2. The performance hit regarding __finally WITH abnormal exiting.
int test()
{
int temp=5;
__try
{
goto returnval;
int i=10;
}
__finally
{
temp=6;
}
temp=7;
returnval:
return temp;
}
All the thing will be the same as the first scenario. However, in order to execute the __finally block before abnormal exiting, compiler place a __local_unwind2 function calling in any abnormal exiting statement, like goto, return, longjmp etc...
__try
00411A5F mov dword ptr [ebp-4],0
00411A66 push 0FFFFFFFFh
{
goto returnval;
00411A68 lea eax,[ebp-10h]
00411A6B push eax
00411A6C call @ILT+390(__local_unwind2) (41118Bh)
00411A71 add esp,8
00411A74 jmp returnval (411A85h)
__local_unwind2 will call all the __finally block below the stack.
Ok, let's reversing __local_unwind2 to see what it does internally:
/*compiler pushes 2 parameters for __local_unwind2 with the value below:
P1=ebp-10h= _exception_registration
P2=-1*/
__local_unwind2(_exception_registration, p2)
{
t1=_exception_registration;
t2=-2;
//setup a raw OS level SEH handler for any exception generated in __finally block
push offset __unwind_handler (4010A8h)
push dword ptr fs:[00000000]
fs:[00000000]=esp
do
{
SCOPETABLE *pscopetable=_exception_registration->scopetable;
trylevel=_exception_registration->trylevel;
if(trylevel==-1)
{
break;
}
if(trylevel==p2)
{
break;
}
pre_trylevel=pscopetable[trylevel].previousTryLevel;
t2=pre_trylevel;
_exception_registration->trylevel=pre_trylevel; //prepare for next loop
if(pscopetable[trylevel].lpfnFilter!=0)
{
contine;
}
_NLG_Notify(0x101, pscopetable[trylevel].lpfnHandler);
pscopetable[trylevel].lpfnHandler();
}while(1)
//destroy the raw SEH
pop dword ptr fs:[0]
add esp,0Ch
ret
}
As we can see, __local_unwind2 loops through all the scopetable entries that wrap the __local_unwind2.(Each scopetable entry stands for a __try).
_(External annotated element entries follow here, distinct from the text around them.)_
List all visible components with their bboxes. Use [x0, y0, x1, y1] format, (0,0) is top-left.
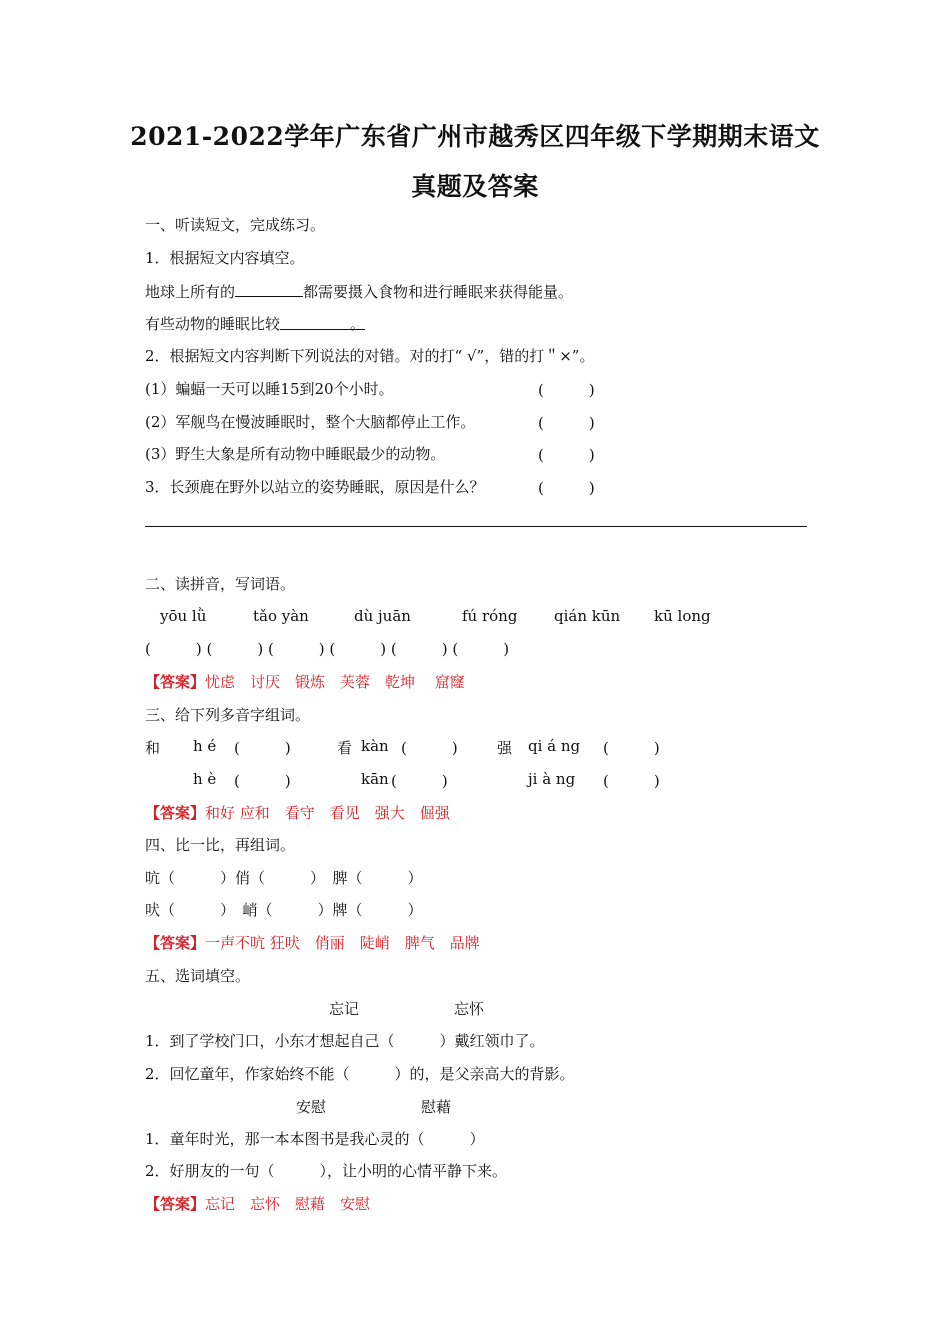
document-title-line2: 真题及答案 — [411, 172, 539, 201]
polyphone-py-3b: ji à ng — [528, 770, 576, 788]
polyphone-paren-2b: ( ) — [391, 772, 448, 790]
polyphone-paren-3a: ( ) — [603, 739, 660, 757]
word-choice-2: 忘怀 — [454, 1000, 485, 1018]
judge-paren-2: ( ) — [538, 414, 595, 432]
polyphone-paren-3b: ( ) — [603, 772, 660, 790]
choice-sentence-4: 2．好朋友的一句（ ），让小明的心情平静下来。 — [145, 1162, 508, 1180]
section3-heading: 三、给下列多音字组词。 — [145, 706, 311, 724]
pinyin-4: fú róng — [462, 607, 518, 625]
answer-text: 一声不吭 狂吠 俏丽 陡峭 脾气 品牌 — [205, 934, 480, 952]
fill2-blank: 。 — [280, 314, 365, 330]
answer-tag: 【答案】 — [145, 673, 206, 691]
word-choice-1: 忘记 — [329, 1000, 360, 1018]
answer-tag: 【答案】 — [145, 934, 206, 952]
word-choice-3: 安慰 — [296, 1098, 327, 1116]
section2-answer — [145, 672, 465, 692]
polyphone-paren-1b: ( ) — [234, 772, 291, 790]
section4-heading: 四、比一比，再组词。 — [145, 836, 296, 854]
fill-sentence-2 — [145, 314, 365, 334]
section5-heading: 五、选词填空。 — [145, 967, 251, 985]
polyphone-py-1a: h é — [193, 737, 217, 755]
polyphone-py-3a: qi á ng — [528, 737, 581, 755]
pinyin-3: dù juān — [354, 607, 411, 625]
judge-item-3: (3）野生大象是所有动物中睡眠最少的动物。 — [145, 445, 446, 463]
section1-q3: 3．长颈鹿在野外以站立的姿势睡眠，原因是什么？ — [145, 478, 485, 496]
answer-text: 和好 应和 看守 看见 强大 倔强 — [205, 804, 450, 822]
pinyin-5: qián kūn — [554, 607, 621, 625]
answer-tag: 【答案】 — [145, 1195, 206, 1213]
q3-paren: ( ) — [538, 479, 595, 497]
pinyin-parens: ( ) ( ) ( ) ( ) ( ) ( ) — [145, 640, 510, 658]
answer-line — [145, 526, 807, 527]
judge-paren-3: ( ) — [538, 446, 595, 464]
polyphone-char-2: 看 — [337, 739, 353, 757]
word-choice-4: 慰藉 — [421, 1098, 452, 1116]
section4-answer — [145, 933, 480, 953]
answer-tag: 【答案】 — [145, 804, 206, 822]
fill1-blank — [235, 281, 303, 297]
document-title-line1: 2021-2022学年广东省广州市越秀区四年级下学期期末语文 — [130, 122, 820, 151]
polyphone-char-3: 强 — [497, 739, 513, 757]
section1-q1: 1．根据短文内容填空。 — [145, 249, 305, 267]
section5-answer — [145, 1194, 370, 1214]
pinyin-6: kū long — [654, 607, 711, 625]
polyphone-py-1b: h è — [193, 770, 217, 788]
judge-item-2: (2）军舰鸟在慢波睡眠时，整个大脑都停止工作。 — [145, 413, 476, 431]
polyphone-paren-1a: ( ) — [234, 739, 291, 757]
polyphone-py-2b: kān — [361, 770, 389, 788]
judge-paren-1: ( ) — [538, 381, 595, 399]
compare-row-1: 吭（ ）俏（ ） 脾（ ） — [145, 869, 423, 887]
choice-sentence-2: 2．回忆童年，作家始终不能（ ）的，是父亲高大的背影。 — [145, 1065, 575, 1083]
judge-item-1: (1）蝙蝠一天可以睡15到20个小时。 — [145, 380, 394, 398]
compare-row-2: 吠（ ） 峭（ ）牌（ ） — [145, 901, 423, 919]
fill2-before: 有些动物的睡眠比较 — [145, 315, 281, 333]
choice-sentence-3: 1．童年时光，那一本本图书是我心灵的（ ） — [145, 1130, 485, 1148]
section3-answer — [145, 803, 450, 823]
polyphone-py-2a: kàn — [361, 737, 389, 755]
choice-sentence-1: 1．到了学校门口，小东才想起自己（ ）戴红领巾了。 — [145, 1032, 545, 1050]
section1-heading: 一、听读短文，完成练习。 — [145, 216, 326, 234]
answer-text: 忧虑 讨厌 锻炼 芙蓉 乾坤 窟窿 — [205, 673, 465, 691]
answer-text: 忘记 忘怀 慰藉 安慰 — [205, 1195, 371, 1213]
polyphone-paren-2a: ( ) — [401, 739, 458, 757]
pinyin-1: yōu lǜ — [160, 607, 207, 625]
fill1-after: 都需要摄入食物和进行睡眠来获得能量。 — [303, 283, 574, 301]
fill1-before: 地球上所有的 — [145, 283, 236, 301]
pinyin-2: tǎo yàn — [253, 607, 309, 625]
fill-sentence-1 — [145, 281, 573, 302]
polyphone-char-1: 和 — [145, 739, 161, 757]
section1-q2: 2．根据短文内容判断下列说法的对错。对的打“ √”，错的打＂×”。 — [145, 347, 595, 365]
section2-heading: 二、读拼音，写词语。 — [145, 575, 296, 593]
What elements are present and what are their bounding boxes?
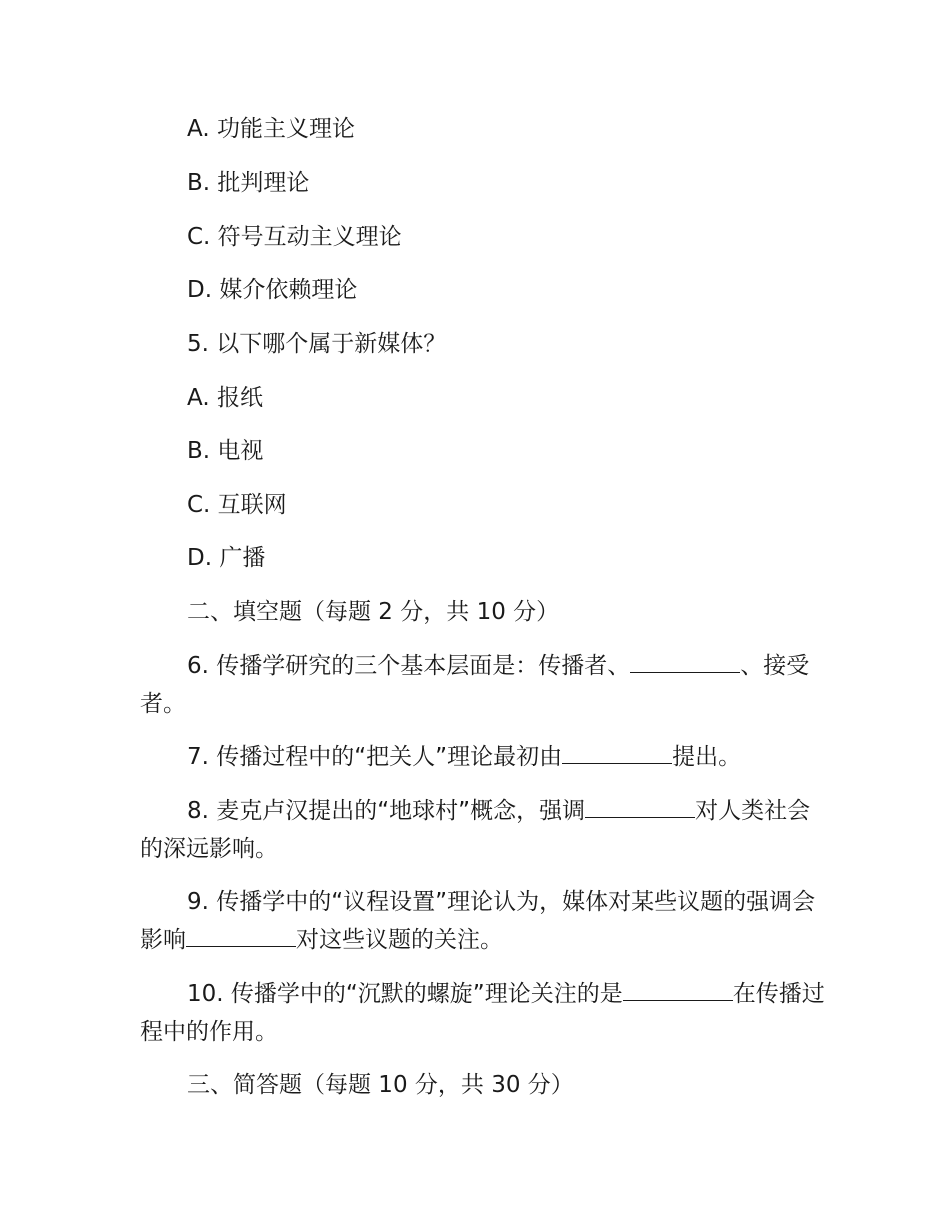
q6-text-after: 、接受者。 xyxy=(140,653,810,717)
q8-text-before: 8. 麦克卢汉提出的“地球村”概念，强调 xyxy=(187,798,586,824)
q9-answer-blank xyxy=(186,924,296,947)
fill-in-question-10 xyxy=(140,975,830,1051)
q10-text-after: 在传播过程中的作用。 xyxy=(140,981,825,1045)
q8-text-after: 对人类社会的深远影响。 xyxy=(140,798,811,862)
q4-option-a: A. 功能主义理论 xyxy=(187,116,355,142)
fill-in-question-9 xyxy=(140,883,830,959)
q4-option-d: D. 媒介依赖理论 xyxy=(187,277,358,303)
q10-answer-blank xyxy=(623,978,733,1001)
fill-in-question-7 xyxy=(140,738,830,776)
section-3-heading: 三、简答题（每题 10 分，共 30 分） xyxy=(187,1072,574,1098)
section-2-heading: 二、填空题（每题 2 分，共 10 分） xyxy=(187,599,560,625)
q7-answer-blank xyxy=(562,741,672,764)
q7-text-before: 7. 传播过程中的“把关人”理论最初由 xyxy=(187,744,563,770)
q5-option-a: A. 报纸 xyxy=(187,385,263,411)
q8-answer-blank xyxy=(585,795,695,818)
fill-in-question-8 xyxy=(140,792,830,868)
q5-option-b: B. 电视 xyxy=(187,438,264,464)
q4-option-b: B. 批判理论 xyxy=(187,170,310,196)
q9-text-before: 9. 传播学中的“议程设置”理论认为，媒体对某些议题的强调会影响 xyxy=(140,889,816,953)
q10-text-before: 10. 传播学中的“沉默的螺旋”理论关注的是 xyxy=(187,981,623,1007)
q5-option-d: D. 广播 xyxy=(187,545,266,571)
fill-in-question-6 xyxy=(140,647,830,723)
q7-text-after: 提出。 xyxy=(672,744,742,770)
q6-text-before: 6. 传播学研究的三个基本层面是：传播者、 xyxy=(187,653,631,679)
q6-answer-blank xyxy=(630,650,740,673)
q9-text-after: 对这些议题的关注。 xyxy=(296,927,503,953)
q5-question: 5. 以下哪个属于新媒体？ xyxy=(187,331,447,357)
q5-option-c: C. 互联网 xyxy=(187,492,287,518)
q4-option-c: C. 符号互动主义理论 xyxy=(187,224,402,250)
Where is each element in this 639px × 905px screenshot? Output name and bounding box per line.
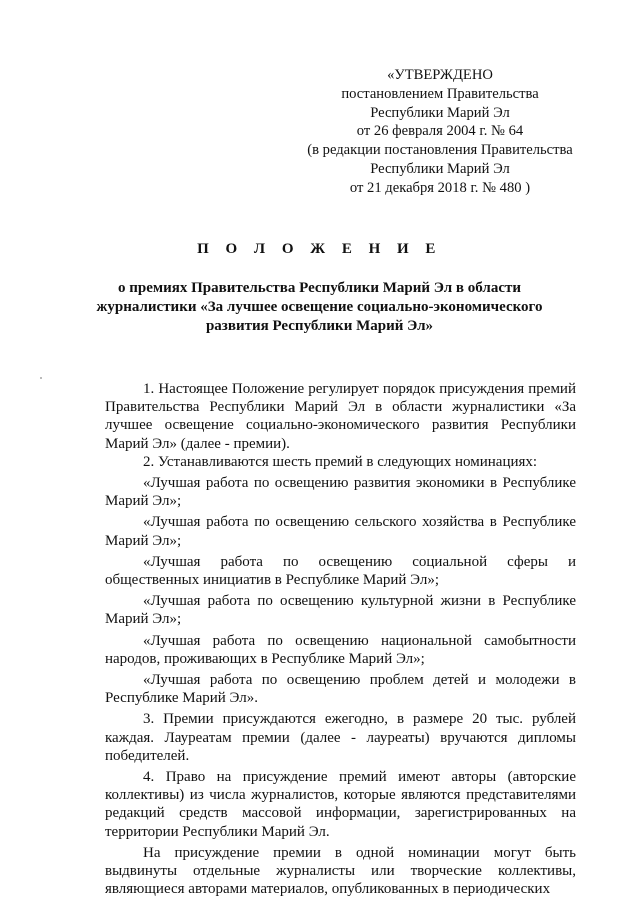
subtitle-line: журналистики «За лучшее освещение социально-экономического bbox=[96, 299, 543, 315]
nomination-item: «Лучшая работа по освещению развития экономики в Республике Марий Эл»; bbox=[105, 475, 576, 510]
approval-block bbox=[290, 66, 590, 198]
nomination-item: «Лучшая работа по освещению культурной жизни в Республике Марий Эл»; bbox=[105, 593, 576, 628]
document-body bbox=[105, 380, 576, 898]
paragraph-4: 4. Право на присуждение премий имеют авторы (авторские коллективы) из числа журналистов, которые являются представителями редакций средств массовой информации, зарегистрированных на территории Республики Марий Эл. bbox=[105, 769, 576, 840]
scan-speck bbox=[40, 377, 42, 379]
document-heading: П О Л О Ж Е Н И Е bbox=[197, 241, 442, 257]
approval-line: (в редакции постановления Правительства bbox=[307, 142, 573, 159]
paragraph-4-continued: На присуждение премии в одной номинации могут быть выдвинуты отдельные журналисты или творческие коллективы, являющиеся авторами материалов, опубликованных в периодических bbox=[105, 844, 576, 898]
subtitle-line: развития Республики Марий Эл» bbox=[205, 318, 434, 334]
nomination-item: «Лучшая работа по освещению социальной сферы и общественных инициатив в Республике Марий Эл»; bbox=[105, 553, 576, 589]
approval-line: постановлением Правительства bbox=[341, 85, 539, 102]
approval-line: Республики Марий Эл bbox=[370, 160, 510, 177]
approval-line: от 21 декабря 2018 г. № 480 ) bbox=[349, 179, 531, 196]
paragraph-1: 1. Настоящее Положение регулирует порядок присуждения премий Правительства Республики Марий Эл в области журналистики «За лучшее освещение социально-экономического развития Республики Марий Эл» (далее - премии). bbox=[105, 381, 576, 452]
nomination-item: «Лучшая работа по освещению проблем детей и молодежи в Республике Марий Эл». bbox=[105, 672, 576, 707]
document-subtitle bbox=[96, 279, 543, 336]
paragraph-3: 3. Премии присуждаются ежегодно, в размере 20 тыс. рублей каждая. Лауреатам премии (далее - лауреаты) вручаются дипломы победителей. bbox=[105, 711, 576, 764]
approval-line: Республики Марий Эл bbox=[370, 104, 510, 121]
nomination-item: «Лучшая работа по освещению национальной самобытности народов, проживающих в Республике Марий Эл»; bbox=[105, 632, 576, 667]
subtitle-line: о премиях Правительства Республики Марий Эл в области bbox=[118, 280, 521, 296]
nomination-item: «Лучшая работа по освещению сельского хозяйства в Республике Марий Эл»; bbox=[105, 514, 576, 549]
approval-line: «УТВЕРЖДЕНО bbox=[387, 67, 493, 83]
paragraph-2: 2. Устанавливаются шесть премий в следующих номинациях: bbox=[143, 453, 538, 470]
approval-line: от 26 февраля 2004 г. № 64 bbox=[356, 123, 524, 140]
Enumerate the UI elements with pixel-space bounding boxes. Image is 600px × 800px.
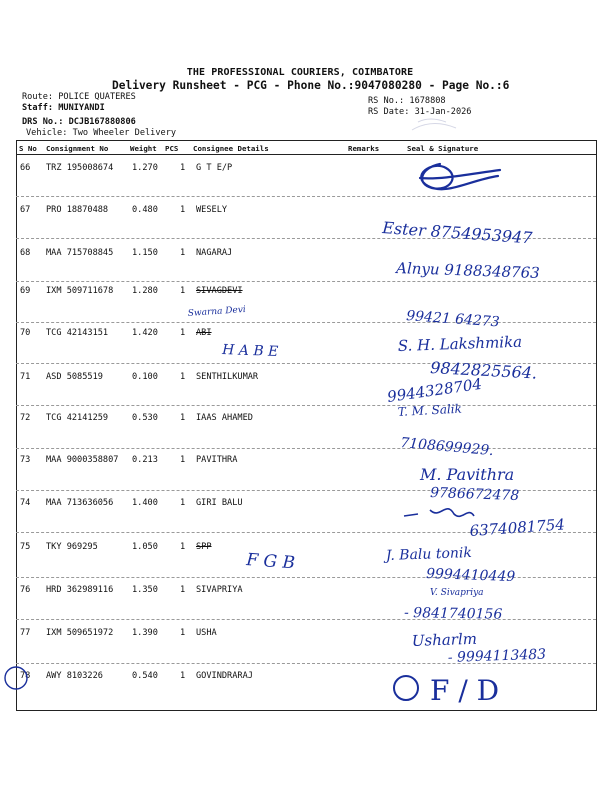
row-pcs: 1: [180, 286, 186, 296]
row-weight: 1.150: [132, 248, 158, 258]
row-sno: 68: [20, 248, 31, 258]
row-sno: 77: [20, 628, 31, 638]
row-consignee: SPP: [196, 542, 212, 552]
row-pcs: 1: [180, 413, 186, 423]
handwritten-text: 6374081754: [469, 515, 566, 540]
row-weight: 1.280: [132, 286, 158, 296]
col-weight: Weight: [130, 144, 157, 153]
row-sno: 69: [20, 286, 31, 296]
handwritten-text: Alnyu 9188348763: [395, 259, 541, 283]
table-row: [16, 279, 596, 321]
col-sno: S No: [19, 144, 37, 153]
row-consignee: USHA: [196, 628, 217, 638]
row-divider: [16, 619, 596, 620]
row-consignee: SIVAGDEVI: [196, 286, 243, 296]
row-sno: 78: [20, 671, 31, 681]
row-consignment: TCG 42143151: [46, 328, 109, 338]
row-sno: 71: [20, 372, 31, 382]
handwritten-text: 9842825564.: [429, 358, 538, 383]
row-consignee: WESELY: [196, 205, 228, 215]
row-consignee: GOVINDRARAJ: [196, 671, 253, 681]
row-pcs: 1: [180, 163, 186, 173]
table-row: [16, 198, 596, 240]
handwritten-text: F / D: [430, 674, 500, 707]
handwritten-text: - 9994113483: [447, 646, 547, 666]
handwritten-text: J. Balu tonik: [385, 545, 473, 564]
row-sno: 70: [20, 328, 31, 338]
handwritten-text: 9786672478: [429, 485, 520, 505]
row-consignee: NAGARAJ: [196, 248, 233, 258]
row-consignee: SIVAPRIYA: [196, 585, 243, 595]
table-right-border: [596, 140, 597, 711]
row-weight: 1.050: [132, 542, 158, 552]
handwritten-text: H A B E: [221, 342, 279, 360]
col-consignment: Consignment No: [46, 144, 109, 153]
drs-number: DRS No.: DCJB167880806: [22, 117, 136, 127]
row-pcs: 1: [180, 248, 186, 258]
row-sno: 66: [20, 163, 31, 173]
row-consignment: PRO 18870488: [46, 205, 109, 215]
rs-number: RS No.: 1678808: [368, 96, 446, 106]
row-sno: 73: [20, 455, 31, 465]
row-divider: [16, 532, 596, 533]
row-weight: 0.530: [132, 413, 158, 423]
handwritten-text: Usharlm: [411, 629, 478, 650]
table-row: [16, 365, 596, 407]
vehicle-label: Vehicle: Two Wheeler Delivery: [26, 128, 177, 138]
row-weight: 1.270: [132, 163, 158, 173]
row-consignee: IAAS AHAMED: [196, 413, 253, 423]
table-row: [16, 664, 596, 706]
rs-date: RS Date: 31-Jan-2026: [368, 107, 472, 117]
row-consignee: GIRI BALU: [196, 498, 243, 508]
row-consignment: MAA 715708845: [46, 248, 114, 258]
handwritten-text: 9994410449: [425, 566, 516, 586]
handwritten-text: M. Pavithra: [420, 465, 515, 484]
row-consignment: IXM 509651972: [46, 628, 114, 638]
row-weight: 1.390: [132, 628, 158, 638]
row-pcs: 1: [180, 628, 186, 638]
row-consignment: ASD 5085519: [46, 372, 103, 382]
handwritten-text: 9944328704: [386, 374, 484, 406]
row-consignee: G T E/P: [196, 163, 233, 173]
row-sno: 67: [20, 205, 31, 215]
row-sno: 74: [20, 498, 31, 508]
row-sno: 72: [20, 413, 31, 423]
row-consignment: MAA 9000358807: [46, 455, 119, 465]
row-pcs: 1: [180, 498, 186, 508]
handwritten-text: T. M. Salik: [397, 401, 463, 419]
table-row: [16, 621, 596, 663]
table-top-rule: [16, 140, 596, 141]
col-consignee: Consignee Details: [193, 144, 269, 153]
row-pcs: 1: [180, 542, 186, 552]
table-row: [16, 241, 596, 283]
table-row: [16, 448, 596, 490]
row-consignment: MAA 713636056: [46, 498, 114, 508]
staff-label: Staff: MUNIYANDI: [22, 103, 105, 113]
col-pcs: PCS: [165, 144, 179, 153]
handwritten-text: - 9841740156: [403, 605, 503, 623]
row-weight: 0.540: [132, 671, 158, 681]
row-weight: 1.420: [132, 328, 158, 338]
row-divider: [16, 238, 596, 239]
handwritten-text: Ester 8754953947: [381, 218, 534, 248]
row-weight: 1.350: [132, 585, 158, 595]
table-row: [16, 491, 596, 533]
table-row: [16, 406, 596, 448]
office-stamp-mark: [412, 119, 456, 130]
table-row: [16, 321, 596, 363]
col-seal: Seal & Signature: [407, 144, 479, 153]
row-consignment: TCG 42141259: [46, 413, 109, 423]
handwritten-text: S. H. Lakshmika: [397, 332, 523, 355]
row-pcs: 1: [180, 455, 186, 465]
row-consignment: IXM 509711678: [46, 286, 114, 296]
handwritten-text: 7108699929.: [399, 435, 495, 460]
row-weight: 0.213: [132, 455, 158, 465]
row-consignment: TKY 969295: [46, 542, 98, 552]
table-bottom-rule: [16, 710, 596, 711]
row-sno: 75: [20, 542, 31, 552]
row-consignment: HRD 362989116: [46, 585, 114, 595]
row-weight: 1.400: [132, 498, 158, 508]
table-row: [16, 156, 596, 198]
row-weight: 0.480: [132, 205, 158, 215]
handwritten-text: F G B: [245, 550, 296, 574]
handwritten-text: V. Sivapriya: [430, 588, 484, 598]
route-label: Route: POLICE QUATERES: [22, 92, 136, 102]
row-pcs: 1: [180, 671, 186, 681]
row-divider: [16, 363, 596, 364]
runsheet-title: Delivery Runsheet - PCG - Phone No.:9047080280 - Page No.:6: [112, 79, 510, 92]
row-sno: 76: [20, 585, 31, 595]
handwritten-text: Swarna Devi: [187, 304, 247, 319]
row-consignment: AWY 8103226: [46, 671, 103, 681]
handwritten-text: 99421 64273: [405, 308, 501, 331]
row-consignment: TRZ 195008674: [46, 163, 114, 173]
company-heading: THE PROFESSIONAL COURIERS, COIMBATORE: [186, 67, 414, 78]
row-pcs: 1: [180, 372, 186, 382]
row-consignee: SENTHILKUMAR: [196, 372, 259, 382]
row-pcs: 1: [180, 585, 186, 595]
table-row: [16, 535, 596, 577]
row-consignee: ABI: [196, 328, 212, 338]
row-weight: 0.100: [132, 372, 158, 382]
row-divider: [16, 196, 596, 197]
row-consignee: PAVITHRA: [196, 455, 238, 465]
table-row: [16, 578, 596, 620]
row-pcs: 1: [180, 205, 186, 215]
row-pcs: 1: [180, 328, 186, 338]
col-remarks: Remarks: [348, 144, 380, 153]
table-header-rule: [16, 154, 596, 155]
Then it calls any __try block with __finally associated. This is what local unwind is all about. And this function loop is what "Jeffrey Richter" believes as "Performance Hit".
3. Caution scenarios:
#1, what is the return result of the following function?
int test()
{
int i;
__try
{
i=1;
printf("__try...\n");
return i;
}
__finally
{
printf("__finally...\n");
i=2;
}
i=3;
return i;
}
The answer is 1 instead of 2!!!